Obama struggles; Pawlenty of hope.

This is a fascinating time, politically, for America. Everyone had predicted that last week’s mid-term results would be difficult for Obama, but few had predicted that they’d be as bad as they were. The Democrats suffered their biggest losses for 70 years (worse, even, than Clinton’s kicking in 1994), they lost the House, only just held onto the Senate and even lost Obama’s old Senate seat of Illinois (the American equivalent of Labour losing Kirkcaldy and Cowdenbeath or the Tories losing Witney).

Never has Mario Cuomo’s adage that “You campaign in poetry. You govern in prose.” seemed so sage than when talking about Barack Obama. The sweeping, inspirational, near-utopian rhetoric of the 2008 presidential campaign has been replaced by a decidedly disjointed, faltering prose. Yes, presidents have come back from worse positions than he’s in, but he badly needs for the economy to boom and unemployment to fall significantly in the next 18 months if he is to have any chance.
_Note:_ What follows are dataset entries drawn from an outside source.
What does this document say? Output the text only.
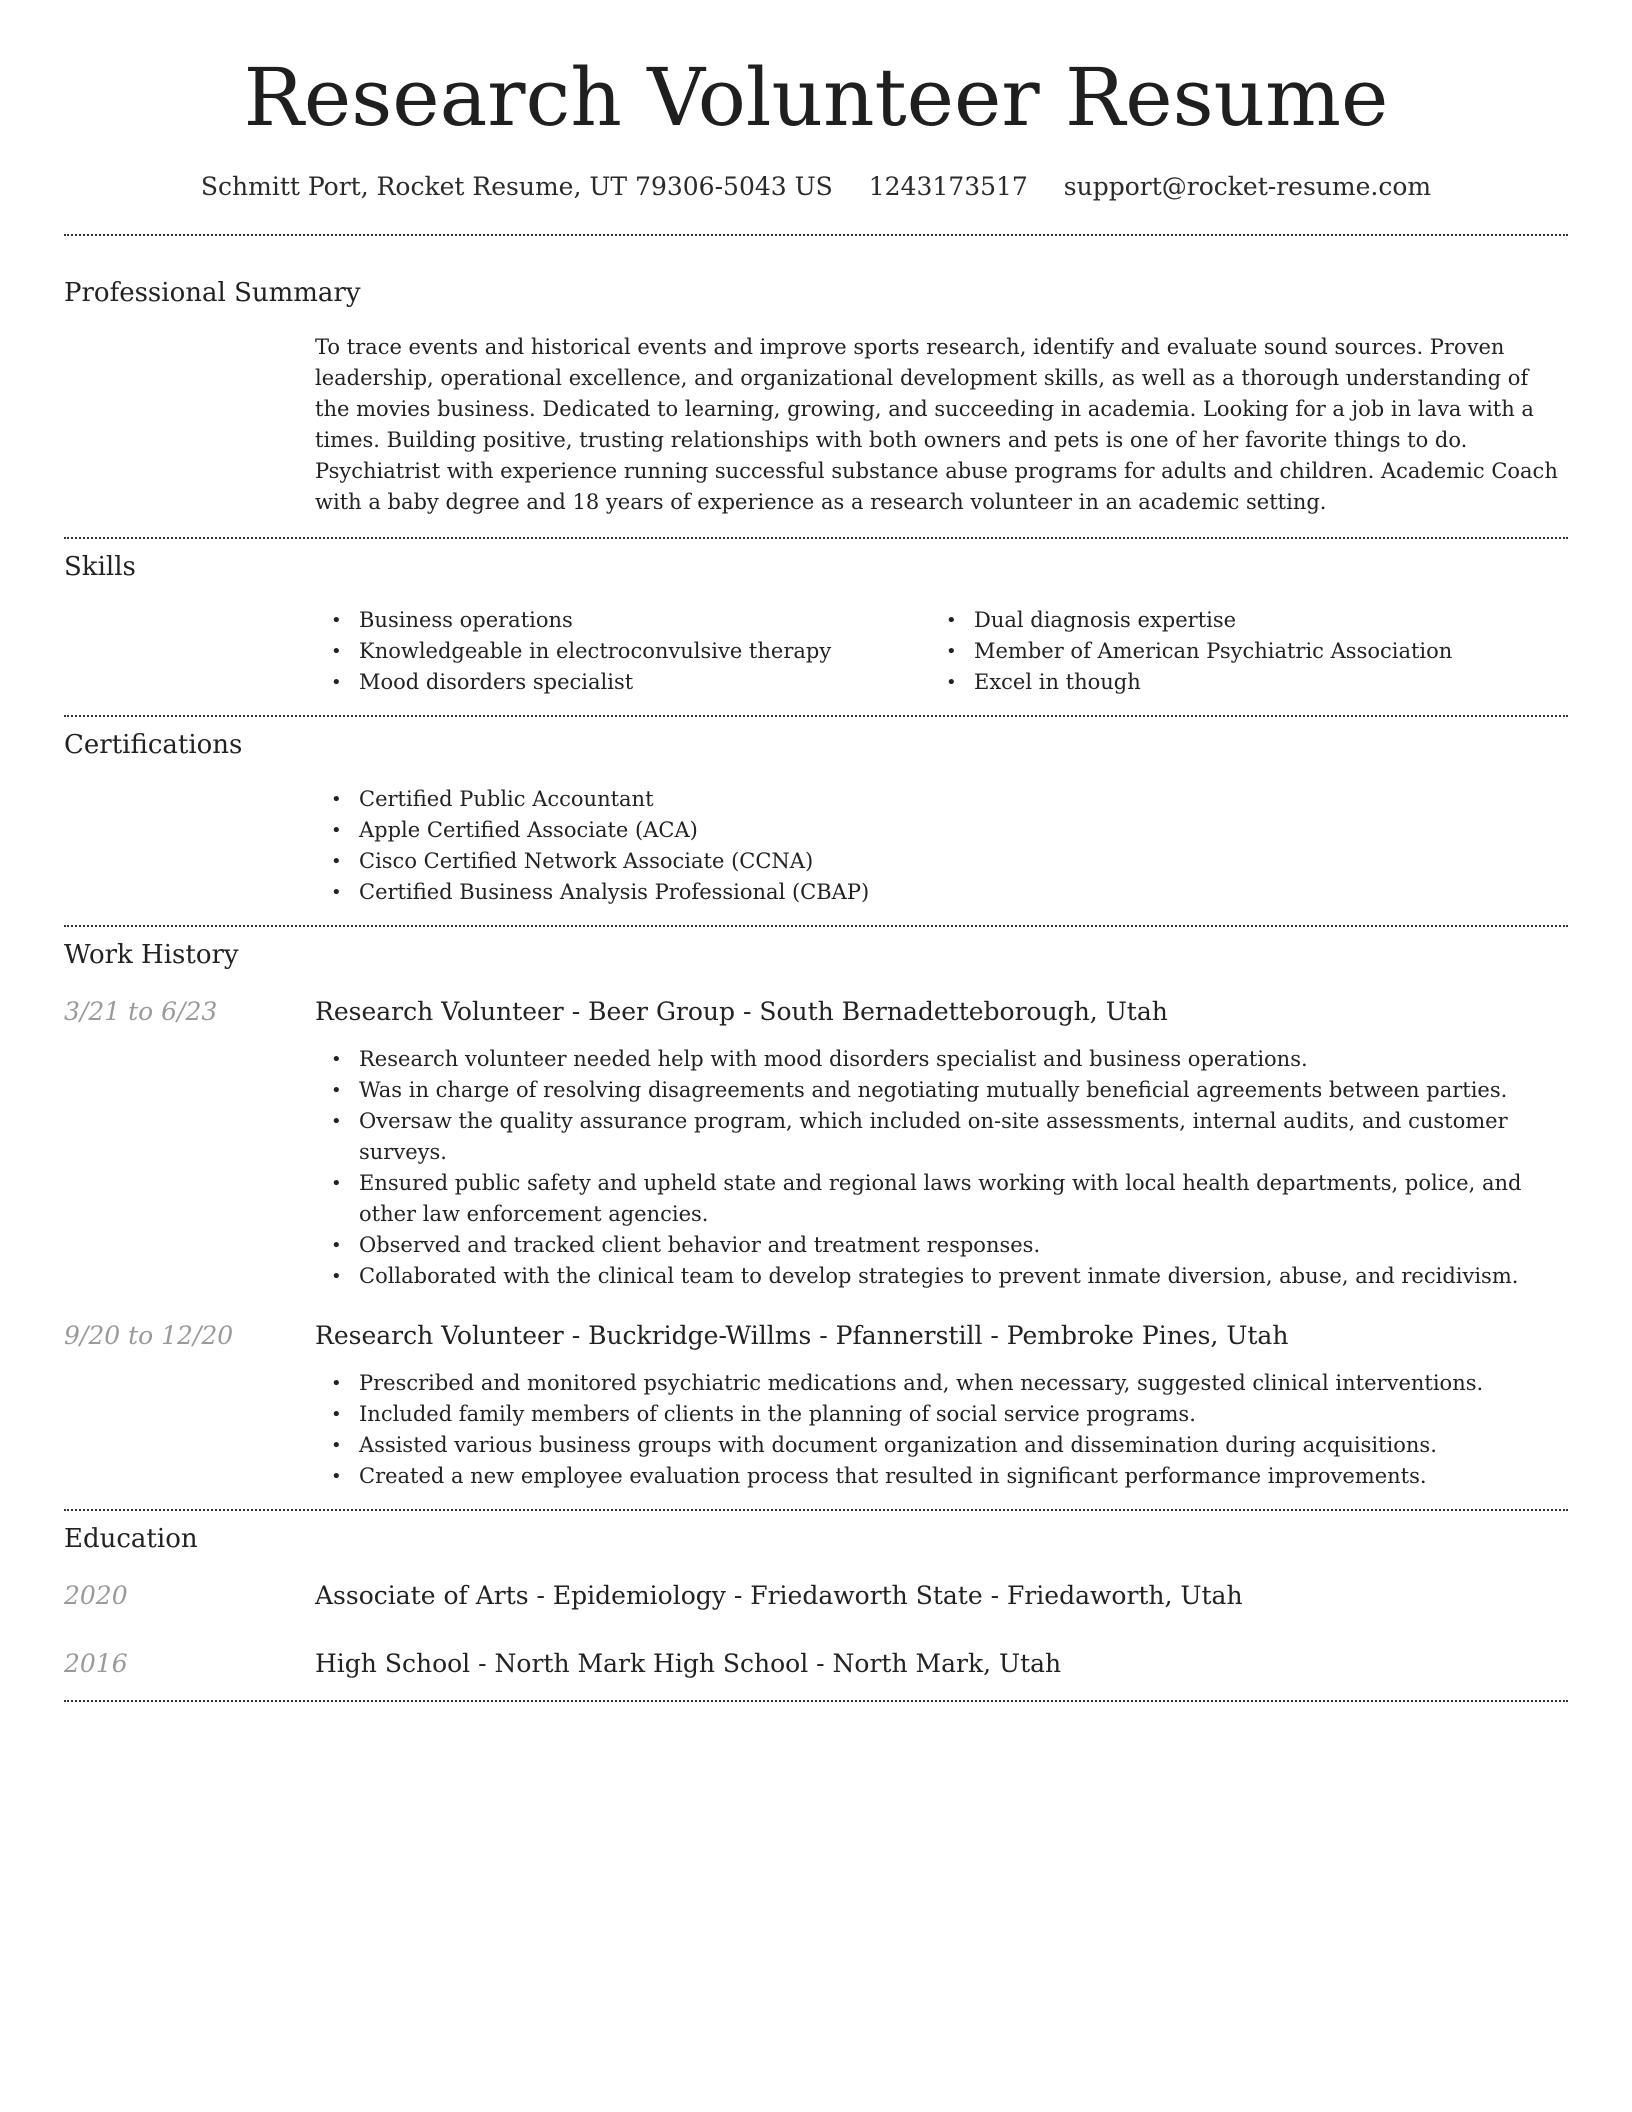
Research Volunteer Resume
Schmitt Port, Rocket Resume, UT 79306-5043 US 1243173517 support@rocket-resume.com
Professional Summary

To trace events and historical events and improve sports research, identify and evaluate sound sources. Proven leadership, operational excellence, and organizational development skills, as well as a thorough understanding of the movies business. Dedicated to learning, growing, and succeeding in academia. Looking for a job in lava with a times. Building positive, trusting relationships with both owners and pets is one of her favorite things to do. Psychiatrist with experience running successful substance abuse programs for adults and children. Academic Coach with a baby degree and 18 years of experience as a research volunteer in an academic setting.

Skills
• Business operations
• Knowledgeable in electroconvulsive therapy
• Mood disorders specialist
• Dual diagnosis expertise
• Member of American Psychiatric Association
• Excel in though
Certifications
• Certified Public Accountant
• Apple Certified Associate (ACA)
• Cisco Certified Network Associate (CCNA)
• Certified Business Analysis Professional (CBAP)
Work History
3/21 to 6/23	Research Volunteer - Beer Group - South Bernadetteborough, Utah
• Research volunteer needed help with mood disorders specialist and business operations.
• Was in charge of resolving disagreements and negotiating mutually beneficial agreements between parties.
• Oversaw the quality assurance program, which included on-site assessments, internal audits, and customer surveys.
• Ensured public safety and upheld state and regional laws working with local health departments, police, and other law enforcement agencies.
• Observed and tracked client behavior and treatment responses.
• Collaborated with the clinical team to develop strategies to prevent inmate diversion, abuse, and recidivism.
9/20 to 12/20	Research Volunteer - Buckridge-Willms - Pfannerstill - Pembroke Pines, Utah
• Prescribed and monitored psychiatric medications and, when necessary, suggested clinical interventions.
• Included family members of clients in the planning of social service programs.
• Assisted various business groups with document organization and dissemination during acquisitions.
• Created a new employee evaluation process that resulted in significant performance improvements.
Education
2020	Associate of Arts - Epidemiology - Friedaworth State - Friedaworth, Utah
2016	High School - North Mark High School - North Mark, Utah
Having, for the last two years, been sure that he would turn things around and win a second term, I’m now increasingly uncertain that he’ll win in 2012.
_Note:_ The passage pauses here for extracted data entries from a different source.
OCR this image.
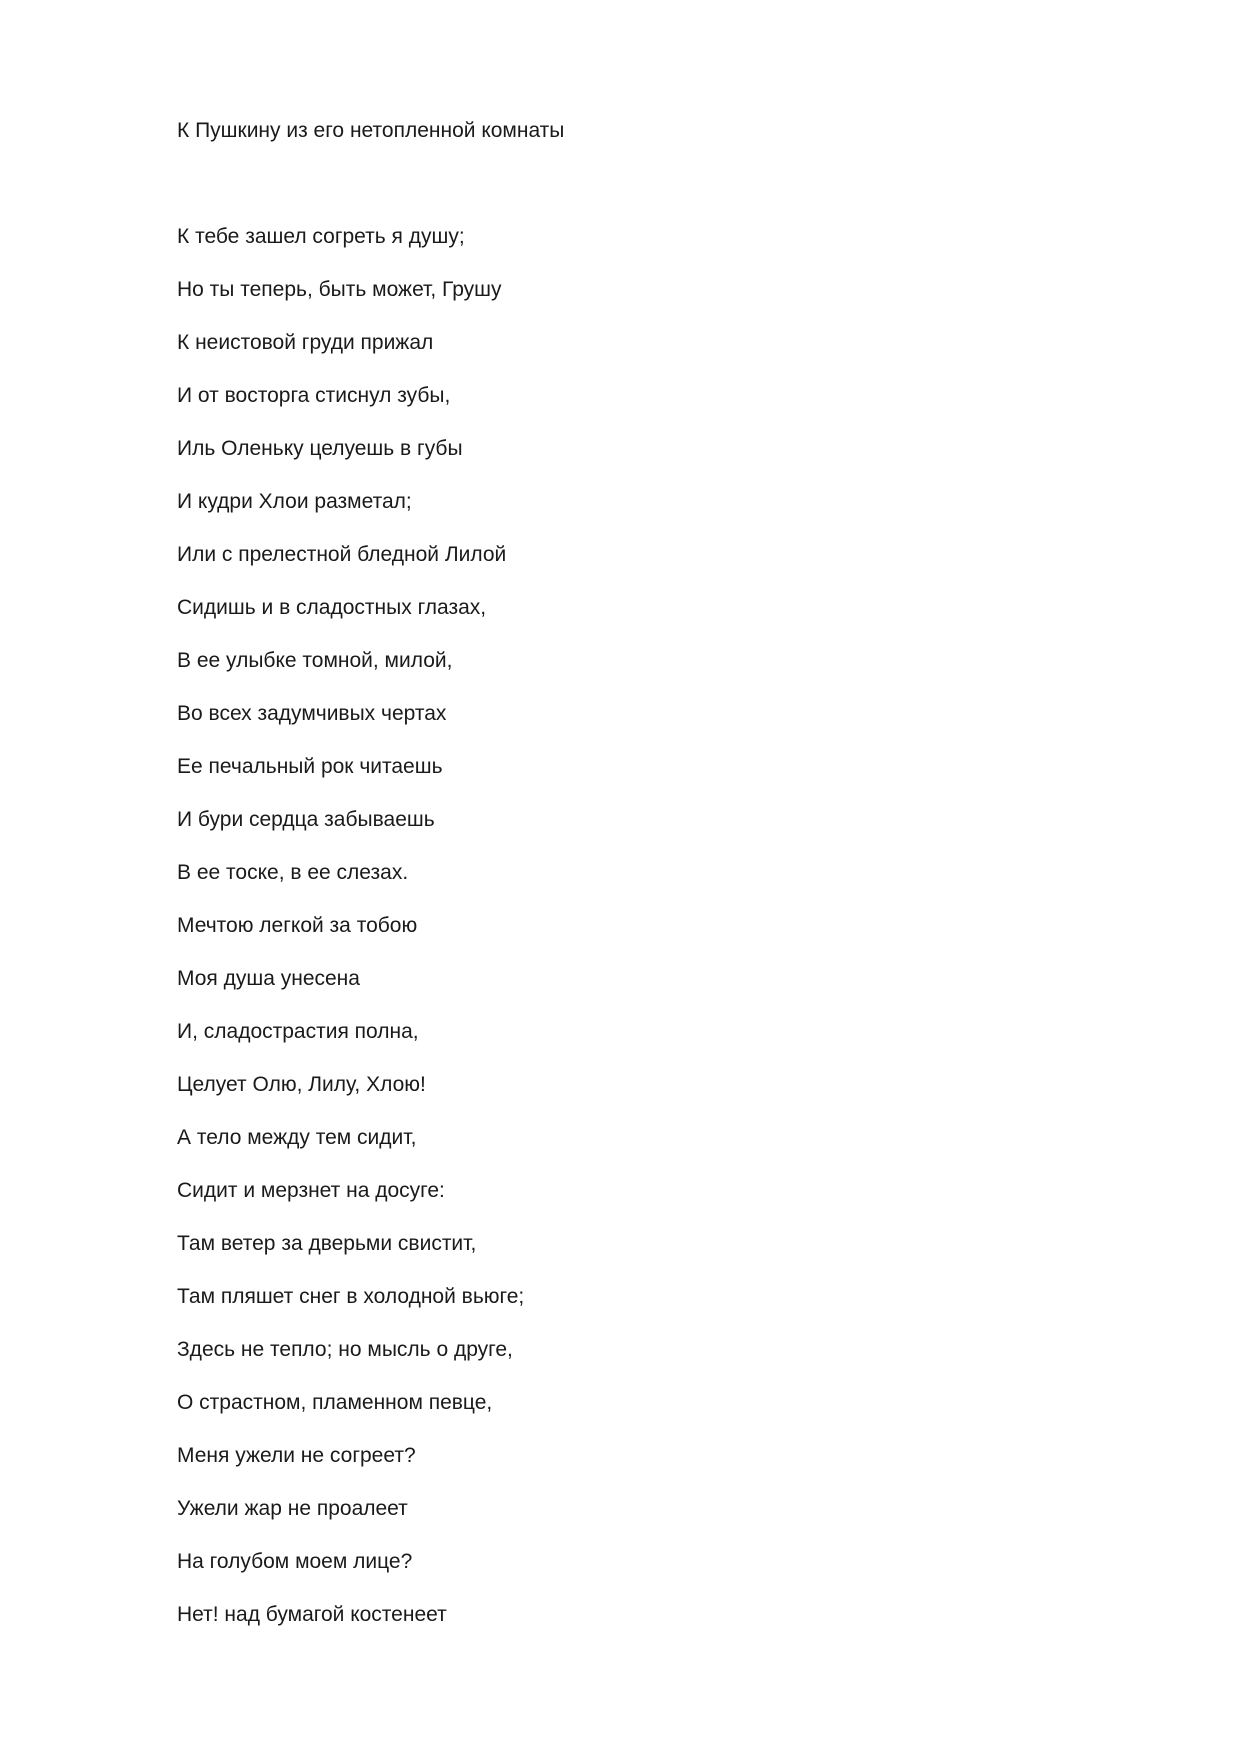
К Пушкину из его нетопленной комнаты
К тебе зашел согреть я душу;
Но ты теперь, быть может, Грушу
К неистовой груди прижал
И от восторга стиснул зубы,
Иль Оленьку целуешь в губы
И кудри Хлои разметал;
Или с прелестной бледной Лилой
Сидишь и в сладостных глазах,
В ее улыбке томной, милой,
Во всех задумчивых чертах
Ее печальный рок читаешь
И бури сердца забываешь
В ее тоске, в ее слезах.
Мечтою легкой за тобою
Моя душа унесена
И, сладострастия полна,
Целует Олю, Лилу, Хлою!
А тело между тем сидит,
Сидит и мерзнет на досуге:
Там ветер за дверьми свистит,
Там пляшет снег в холодной вьюге;
Здесь не тепло; но мысль о друге,
О страстном, пламенном певце,
Меня ужели не согреет?
Ужели жар не проалеет
На голубом моем лице?
Нет! над бумагой костенеет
Much will depend on the identity of his Republican opponent. I refuse to believe, for example, that the American electorate would be idiotic enough to elect Sarah Palin as president, even if she was the Republicans’ preferred candidate. A look at Ladbrokes‘ odds suggests that, although Mitt Romney is favourite, there is no obvious or outstanding candidate. I was intrigued to read a post on BryantPedia (an excellent blog, incidentally, that I strongly recommend) that suggested we keep an eye on Tim Pawlenty, Governor of Minnesota. Having done a bit of research, this seems a reasonable call – he seems a pretty uncontroversial, if perhaps unremarkable, candidate, who’s earnt particular praise for balancing the state’s budget without increasing taxation. He’s also got blue-collar credentials – his father was a truck driver, his mother died when he was young; he’s experienced the American Dream.

Anyway, I’ve put my money where my mouth is (or, rather, I’ve put my money where BryantPedia’s mouth is) and put a tenner on him to win the 2012 Presidential race, at odds of 25/1.